Os eclipses da lua ocorrem quando a Lua é ocultada pela sombra da Terra, o que a impede de ser iluminada pelo Sol. O satélite natural então perde momentaneamente o seu brilho branco e torna-se num fino círculo avermelhado.
Em algumas ocasiões, esta cor pode ser mais escura do que o normal. Este fenómeno foi verificado em 1884 pelo astrónomo francês Camille Flammarion, que sugeriu uma ligação com a erupção do vulcão Krakatoa, na Indonésia, no ano anterior.
Esta explosão, uma das mais fortes já registadas, lançou uma volumosa quantidade de poeira para o céu.
Esta relação entre os fenómenos foi recentemente demonstrada a partir da erupção do vulcão filipino Pinatubo em 1991, explica à AFP Sébastien Guillet, da Universidade de Genebra, principal autor do estudo publicado na passada quarta-feira (5) na revista Nature.
Paleoclimatologista apaixonado por documentos e registos da Idade Média, Guillet sabia que os monges registavam fielmente os fenómenos celestes, como os eclipses lunares.
"Os monges deram atenção especial à sua cor, por causa do Apocalipse, que menciona uma Lua vermelha sangrenta", explica.
"Eu estava a ouvir o álbum 'Dark Side of the Moon' do Pink Floyd quando percebi que os eclipses da lua mais escuros ocorrem cerca de um ano após grandes erupções vulcânicas", diz.
"Assustador"
Comprovadamente, os séculos XII e XIII registaram uma intensa atividade vulcânica, como a erupção do Salamas, na Indonésia, em 1257.
Estes fenómenos deixaram rasto nas regiões congeladas à medida que a análise de amostras cilíndricas de gelo — técnica fundamental para decifrar o clima há centenas ou milhares de anos —, permitiu detectar partículas de cinzas vulcânicas.
Mas esta cronologia foi aproximada, exceto no caso da erupção do Samalas, que foi um grande evento local.
Os registos dos religiosos, não só na Europa, como também no Médio Oriente e na Ásia, entretanto, ajudam a refinar este calendário.
Dos 51 eclipses totais da lua registados entre 1100 e 1300, as crônicas mencionam pelo menos cinco em que o satélite natural da Terra apareceu particularmente escuro.
"Foi realmente assustador", escreveu um monge japonês no dia 2 de dezembro de 1229.
Os cientistas então compararam estes dados, escritos numa data específica, com as informações obtidas através dos grandes círculos de gelo que extraem dos icebergues ou das zonas polares.

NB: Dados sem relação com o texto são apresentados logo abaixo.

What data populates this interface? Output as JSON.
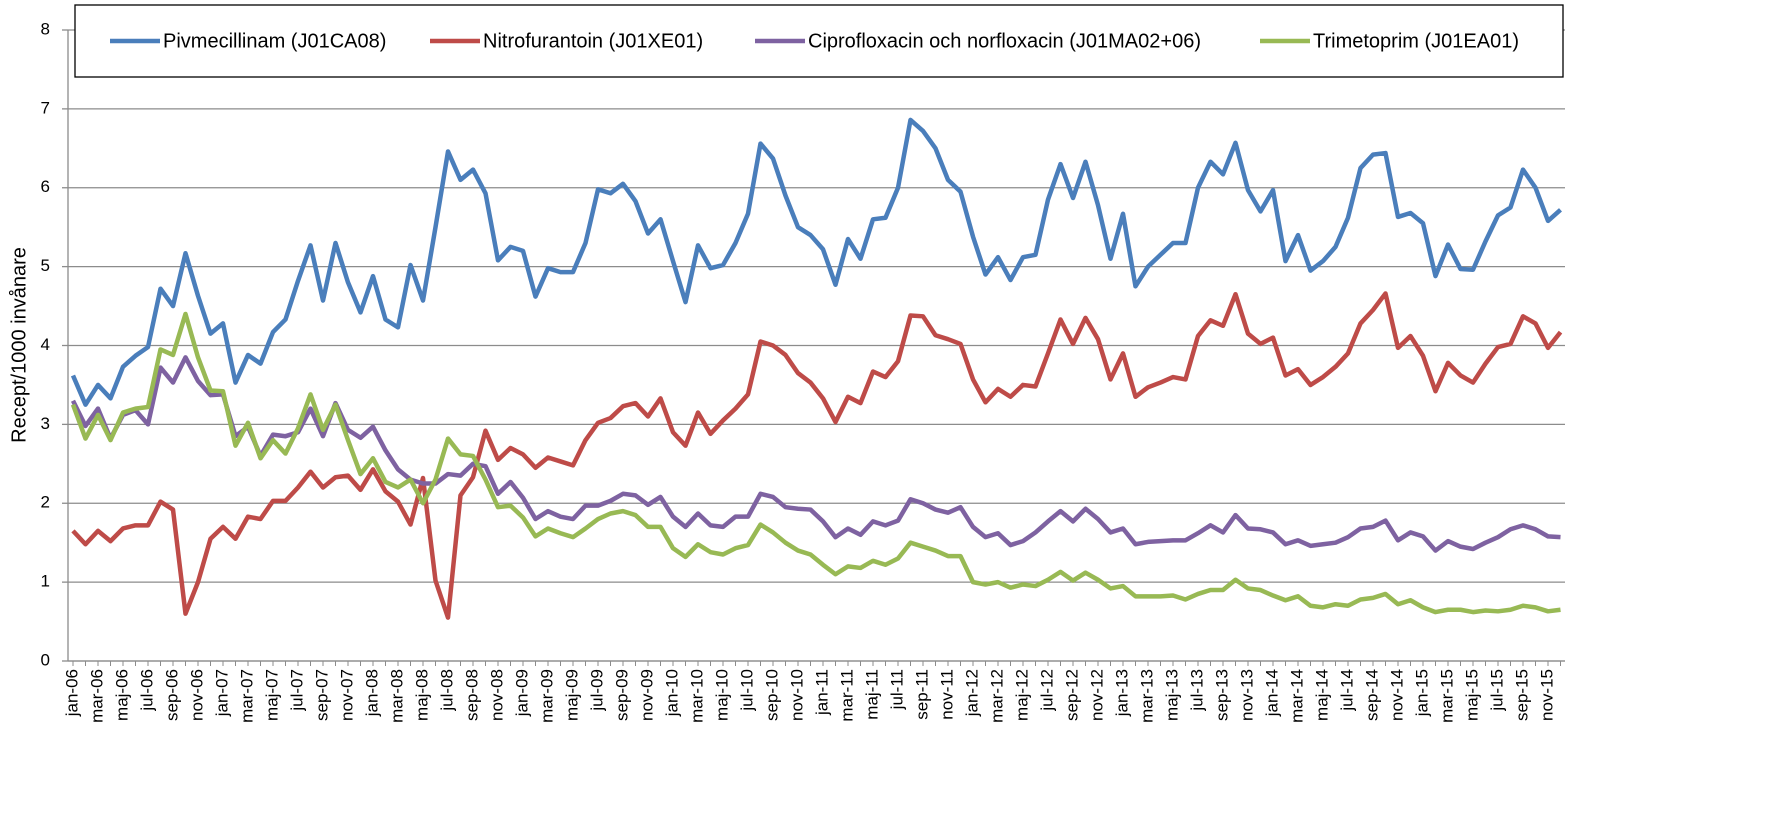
{
  "chart_data": {
    "type": "line",
    "ylabel": "Recept/1000 invånare",
    "categories": [
      "jan-06",
      null,
      "mar-06",
      null,
      "maj-06",
      null,
      "jul-06",
      null,
      "sep-06",
      null,
      "nov-06",
      null,
      "jan-07",
      null,
      "mar-07",
      null,
      "maj-07",
      null,
      "jul-07",
      null,
      "sep-07",
      null,
      "nov-07",
      null,
      "jan-08",
      null,
      "mar-08",
      null,
      "maj-08",
      null,
      "jul-08",
      null,
      "sep-08",
      null,
      "nov-08",
      null,
      "jan-09",
      null,
      "mar-09",
      null,
      "maj-09",
      null,
      "jul-09",
      null,
      "sep-09",
      null,
      "nov-09",
      null,
      "jan-10",
      null,
      "mar-10",
      null,
      "maj-10",
      null,
      "jul-10",
      null,
      "sep-10",
      null,
      "nov-10",
      null,
      "jan-11",
      null,
      "mar-11",
      null,
      "maj-11",
      null,
      "jul-11",
      null,
      "sep-11",
      null,
      "nov-11",
      null,
      "jan-12",
      null,
      "mar-12",
      null,
      "maj-12",
      null,
      "jul-12",
      null,
      "sep-12",
      null,
      "nov-12",
      null,
      "jan-13",
      null,
      "mar-13",
      null,
      "maj-13",
      null,
      "jul-13",
      null,
      "sep-13",
      null,
      "nov-13",
      null,
      "jan-14",
      null,
      "mar-14",
      null,
      "maj-14",
      null,
      "jul-14",
      null,
      "sep-14",
      null,
      "nov-14",
      null,
      "jan-15",
      null,
      "mar-15",
      null,
      "maj-15",
      null,
      "jul-15",
      null,
      "sep-15",
      null,
      "nov-15",
      null
    ],
    "series": [
      {
        "name": "Pivmecillinam (J01CA08)",
        "color": "#4a7ebb",
        "values": [
          3.62,
          3.25,
          3.5,
          3.33,
          3.73,
          3.87,
          3.98,
          4.72,
          4.5,
          5.17,
          4.63,
          4.15,
          4.28,
          3.53,
          3.88,
          3.77,
          4.17,
          4.33,
          4.82,
          5.27,
          4.57,
          5.3,
          4.8,
          4.42,
          4.88,
          4.33,
          4.23,
          5.02,
          4.57,
          5.5,
          6.46,
          6.1,
          6.23,
          5.93,
          5.08,
          5.25,
          5.2,
          4.62,
          4.98,
          4.93,
          4.93,
          5.3,
          5.98,
          5.93,
          6.05,
          5.83,
          5.42,
          5.6,
          5.07,
          4.55,
          5.27,
          4.98,
          5.02,
          5.3,
          5.67,
          6.56,
          6.37,
          5.9,
          5.5,
          5.4,
          5.22,
          4.77,
          5.35,
          5.1,
          5.6,
          5.62,
          6.0,
          6.86,
          6.72,
          6.5,
          6.1,
          5.95,
          5.38,
          4.9,
          5.12,
          4.83,
          5.12,
          5.15,
          5.85,
          6.3,
          5.87,
          6.33,
          5.78,
          5.1,
          5.67,
          4.75,
          5.0,
          5.15,
          5.3,
          5.3,
          6.0,
          6.33,
          6.17,
          6.57,
          5.97,
          5.7,
          5.97,
          5.07,
          5.4,
          4.95,
          5.07,
          5.25,
          5.62,
          6.25,
          6.42,
          6.44,
          5.63,
          5.68,
          5.55,
          4.88,
          5.28,
          4.97,
          4.96,
          5.32,
          5.65,
          5.75,
          6.23,
          6.0,
          5.58,
          5.72
        ]
      },
      {
        "name": "Nitrofurantoin (J01XE01)",
        "color": "#be4b48",
        "values": [
          1.65,
          1.48,
          1.65,
          1.52,
          1.68,
          1.72,
          1.72,
          2.02,
          1.92,
          0.6,
          1.0,
          1.55,
          1.7,
          1.55,
          1.83,
          1.8,
          2.03,
          2.03,
          2.2,
          2.4,
          2.2,
          2.33,
          2.35,
          2.17,
          2.43,
          2.15,
          2.02,
          1.73,
          2.32,
          1.02,
          0.55,
          2.1,
          2.33,
          2.92,
          2.55,
          2.7,
          2.62,
          2.45,
          2.58,
          2.53,
          2.48,
          2.8,
          3.02,
          3.08,
          3.23,
          3.27,
          3.1,
          3.33,
          2.9,
          2.73,
          3.15,
          2.88,
          3.05,
          3.2,
          3.38,
          4.05,
          4.0,
          3.88,
          3.65,
          3.53,
          3.33,
          3.03,
          3.35,
          3.27,
          3.67,
          3.6,
          3.8,
          4.38,
          4.37,
          4.13,
          4.08,
          4.02,
          3.57,
          3.28,
          3.45,
          3.35,
          3.5,
          3.48,
          3.9,
          4.33,
          4.02,
          4.35,
          4.08,
          3.57,
          3.9,
          3.35,
          3.47,
          3.53,
          3.6,
          3.57,
          4.12,
          4.32,
          4.25,
          4.65,
          4.15,
          4.02,
          4.1,
          3.62,
          3.7,
          3.5,
          3.6,
          3.73,
          3.9,
          4.28,
          4.45,
          4.66,
          3.97,
          4.12,
          3.87,
          3.42,
          3.78,
          3.62,
          3.53,
          3.77,
          3.98,
          4.02,
          4.37,
          4.28,
          3.97,
          4.17
        ]
      },
      {
        "name": "Ciprofloxacin och norfloxacin (J01MA02+06)",
        "color": "#7e62a1",
        "values": [
          3.3,
          2.98,
          3.2,
          2.82,
          3.12,
          3.18,
          3.0,
          3.72,
          3.53,
          3.85,
          3.55,
          3.37,
          3.38,
          2.85,
          2.97,
          2.6,
          2.87,
          2.85,
          2.9,
          3.2,
          2.85,
          3.27,
          2.93,
          2.83,
          2.97,
          2.67,
          2.43,
          2.3,
          2.25,
          2.25,
          2.37,
          2.35,
          2.5,
          2.47,
          2.12,
          2.27,
          2.07,
          1.8,
          1.9,
          1.83,
          1.8,
          1.97,
          1.97,
          2.03,
          2.12,
          2.1,
          1.98,
          2.08,
          1.83,
          1.7,
          1.87,
          1.72,
          1.7,
          1.83,
          1.83,
          2.12,
          2.08,
          1.95,
          1.93,
          1.92,
          1.77,
          1.57,
          1.68,
          1.6,
          1.77,
          1.72,
          1.78,
          2.05,
          2.0,
          1.92,
          1.88,
          1.95,
          1.7,
          1.57,
          1.62,
          1.47,
          1.52,
          1.63,
          1.77,
          1.9,
          1.77,
          1.93,
          1.8,
          1.63,
          1.68,
          1.48,
          1.51,
          1.52,
          1.53,
          1.53,
          1.62,
          1.72,
          1.63,
          1.85,
          1.68,
          1.67,
          1.63,
          1.48,
          1.53,
          1.46,
          1.48,
          1.5,
          1.57,
          1.68,
          1.7,
          1.78,
          1.53,
          1.63,
          1.58,
          1.4,
          1.52,
          1.45,
          1.42,
          1.5,
          1.57,
          1.67,
          1.72,
          1.67,
          1.58,
          1.57
        ]
      },
      {
        "name": "Trimetoprim (J01EA01)",
        "color": "#98b954",
        "values": [
          3.25,
          2.82,
          3.12,
          2.8,
          3.15,
          3.2,
          3.22,
          3.95,
          3.88,
          4.4,
          3.85,
          3.43,
          3.42,
          2.73,
          3.02,
          2.57,
          2.8,
          2.63,
          2.95,
          3.38,
          2.93,
          3.25,
          2.8,
          2.37,
          2.57,
          2.27,
          2.2,
          2.3,
          2.0,
          2.3,
          2.82,
          2.62,
          2.6,
          2.3,
          1.95,
          1.97,
          1.82,
          1.58,
          1.68,
          1.62,
          1.57,
          1.68,
          1.8,
          1.87,
          1.9,
          1.85,
          1.7,
          1.7,
          1.43,
          1.32,
          1.48,
          1.38,
          1.35,
          1.43,
          1.47,
          1.73,
          1.63,
          1.5,
          1.4,
          1.35,
          1.22,
          1.1,
          1.2,
          1.18,
          1.27,
          1.22,
          1.3,
          1.5,
          1.45,
          1.4,
          1.33,
          1.33,
          1.0,
          0.97,
          1.0,
          0.93,
          0.97,
          0.95,
          1.03,
          1.13,
          1.02,
          1.12,
          1.03,
          0.92,
          0.95,
          0.82,
          0.82,
          0.82,
          0.83,
          0.78,
          0.85,
          0.9,
          0.9,
          1.03,
          0.92,
          0.9,
          0.83,
          0.77,
          0.82,
          0.7,
          0.68,
          0.72,
          0.7,
          0.78,
          0.8,
          0.85,
          0.72,
          0.77,
          0.68,
          0.62,
          0.65,
          0.65,
          0.62,
          0.64,
          0.63,
          0.65,
          0.7,
          0.68,
          0.63,
          0.65
        ]
      }
    ],
    "ylim": [
      0,
      8
    ],
    "yticks": [
      0,
      1,
      2,
      3,
      4,
      5,
      6,
      7,
      8
    ],
    "grid": true
  }
}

Esta combinação de fontes possibilita detalhar datas de erupções vulcânicas que os monges não tomavam conhecimento, pois ocorriam em locais muito afastados.
"Este método inovador foi capaz de identificar o ano, às vezes até o mês, da erupção", garante Anne Lawrence-Mathers, historiadora da Universidade de Reading, no Reino Unido, num comentário anexado ao estudo.
"Os monges viram uma Lua escura porque estava obstruída por aerossóis lançados na estratosfera", com mais de 10 km de altura, segundo Guillet.
Apenas as erupções mais poderosas são capazes de gerar altas colunas de fumaça e cinzas.
Pequena era do gelo
De acordo o paleoclimatologista, em 200 anos foram registadas seis erupções de grandes proporções, o que é excepcional, diz.
Estas enormes emissões de poeira podem ter contribuído para a "pequena era do gelo" que afetou partes do Hemisfério Norte entre os séculos XIII e XIX.
"Grandes erupções tropicais podem causar um resfriamento global de aproximadamente um grau em poucos anos", diz o geomorfólogo Markus Stoffel, um dos autores do estudo.
A análise dos anéis dos troncos das árvores — um indicador das mudanças de temperatura — confirmou as temporadas de frio, que acabaram por impactar também as colheitas.
No entanto, "ainda não existe nenhum consenso entre os cientistas sobre as causas desta era do gelo", diz o especialista, acrescentando que a humanidade ainda tem "muito para aprender com estas erupções".